The budget is far from the 'game-changer' the country needs and will do little to ease the biggest squeeze in living standards the country has ever seen, Britain's largest union, Unite, warned.

Responding to the budget delivered by chancellor of exchequer Philip Hammond, Unite general secretary, Len McCluskey, said:

Millions of households, who are struggling to make ends meet in the face of the biggest squeeze in living standards ever, will be left wondering where is this bright future the chancellor keeps going on about?

“With yet further bleak, downgraded forecasts for growth, wages and productivity, this is the time when this country desperately needed a game-changing budget to meet the challenges of the years ahead. Instead, we got more of the same from a government out of touch with people’s every day struggles.

“Communities continue to face more of the cuts which have sucked the life out of the economy, with wages plummeting, and personal debt soaring to dangerous levels.

“Services like our NHS, schools and police services face becoming ragged shadows of what they once were. Public sector workers, whose wages have been drained by thousands since the Tories took office, cannot provide for their families with warm words for their selfless service.

“All public sector workers need the pay cap lifted now, and a properly funded pay rise, not a pick-and-mix, where only a chosen few see an end to the relentless pay shrinkage.

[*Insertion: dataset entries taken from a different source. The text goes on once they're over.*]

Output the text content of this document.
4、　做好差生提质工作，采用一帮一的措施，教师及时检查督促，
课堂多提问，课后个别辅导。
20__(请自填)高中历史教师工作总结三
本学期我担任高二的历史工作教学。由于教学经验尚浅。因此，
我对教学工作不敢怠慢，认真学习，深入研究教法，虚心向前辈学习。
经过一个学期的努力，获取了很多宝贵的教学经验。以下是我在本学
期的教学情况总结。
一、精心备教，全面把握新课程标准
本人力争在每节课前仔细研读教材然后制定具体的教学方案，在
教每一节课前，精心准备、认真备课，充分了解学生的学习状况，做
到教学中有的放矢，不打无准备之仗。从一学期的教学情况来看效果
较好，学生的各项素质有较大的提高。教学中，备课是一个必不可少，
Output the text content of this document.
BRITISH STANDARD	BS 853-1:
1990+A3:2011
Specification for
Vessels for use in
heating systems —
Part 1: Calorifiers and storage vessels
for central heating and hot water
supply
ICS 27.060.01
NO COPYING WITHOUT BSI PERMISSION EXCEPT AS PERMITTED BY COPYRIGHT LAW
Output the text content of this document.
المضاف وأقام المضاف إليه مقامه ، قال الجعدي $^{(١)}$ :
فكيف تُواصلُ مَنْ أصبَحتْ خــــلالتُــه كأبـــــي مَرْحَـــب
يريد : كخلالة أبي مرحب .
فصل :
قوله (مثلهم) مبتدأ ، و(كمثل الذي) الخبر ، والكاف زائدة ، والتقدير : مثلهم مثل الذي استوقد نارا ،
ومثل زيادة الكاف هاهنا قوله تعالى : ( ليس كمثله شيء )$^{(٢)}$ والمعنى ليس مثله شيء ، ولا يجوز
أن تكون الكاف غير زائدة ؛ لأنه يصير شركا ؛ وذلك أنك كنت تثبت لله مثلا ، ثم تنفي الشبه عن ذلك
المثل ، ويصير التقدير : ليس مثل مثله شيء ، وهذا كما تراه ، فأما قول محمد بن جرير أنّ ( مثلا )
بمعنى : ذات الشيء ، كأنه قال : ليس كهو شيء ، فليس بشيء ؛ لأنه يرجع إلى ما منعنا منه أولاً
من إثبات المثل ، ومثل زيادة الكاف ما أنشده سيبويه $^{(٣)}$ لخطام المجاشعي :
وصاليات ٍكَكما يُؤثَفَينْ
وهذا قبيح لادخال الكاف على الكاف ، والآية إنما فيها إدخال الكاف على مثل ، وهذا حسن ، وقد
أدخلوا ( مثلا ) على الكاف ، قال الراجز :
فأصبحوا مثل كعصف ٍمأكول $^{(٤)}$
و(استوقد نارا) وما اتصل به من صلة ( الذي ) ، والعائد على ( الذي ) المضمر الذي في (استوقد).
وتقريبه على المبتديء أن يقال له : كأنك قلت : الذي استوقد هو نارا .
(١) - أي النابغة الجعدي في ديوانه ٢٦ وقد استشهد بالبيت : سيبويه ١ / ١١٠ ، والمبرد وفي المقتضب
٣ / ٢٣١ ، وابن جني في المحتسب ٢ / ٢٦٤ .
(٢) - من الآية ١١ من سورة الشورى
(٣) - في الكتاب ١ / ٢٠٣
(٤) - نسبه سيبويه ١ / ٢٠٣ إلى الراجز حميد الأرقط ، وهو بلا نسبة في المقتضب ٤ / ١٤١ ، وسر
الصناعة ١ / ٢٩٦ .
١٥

“And on the biggest issue of our age, Brexit, the businesses upon whom millions depend for work are no clearer today on the government's plans to steer us through our EU exit than they were this time yesterday.

“The comprehensive package of investment in skills and infrastructure we urgently need was missing. What was offered instead by the chancellor was piecemeal initiatives. It leaves next week's industrial strategy announcement with the task of demonstrating that the government does actually have a coherent plan to invest in industry and infrastructure, to create decent jobs.

“While we got minimal progress on improving the country's ability to capitalise on vehicle electrification, we did not get the great leap forward that Unite has been calling for.

“The UK will continue to lag well behind competitor countries like Germany, Norway and China in this important new technology, unless the government acts with greater urgency, with bigger investment, and good, joined-up policies, such as giving cab drivers grants to go electric, as they are doing in London.

“Chancellor Hammond had the chance today to set our country on a path to being a fairer, more equal nation. That he chose not to, confirms what voters suspect about the Conservatives, that they are for the few, not the many.”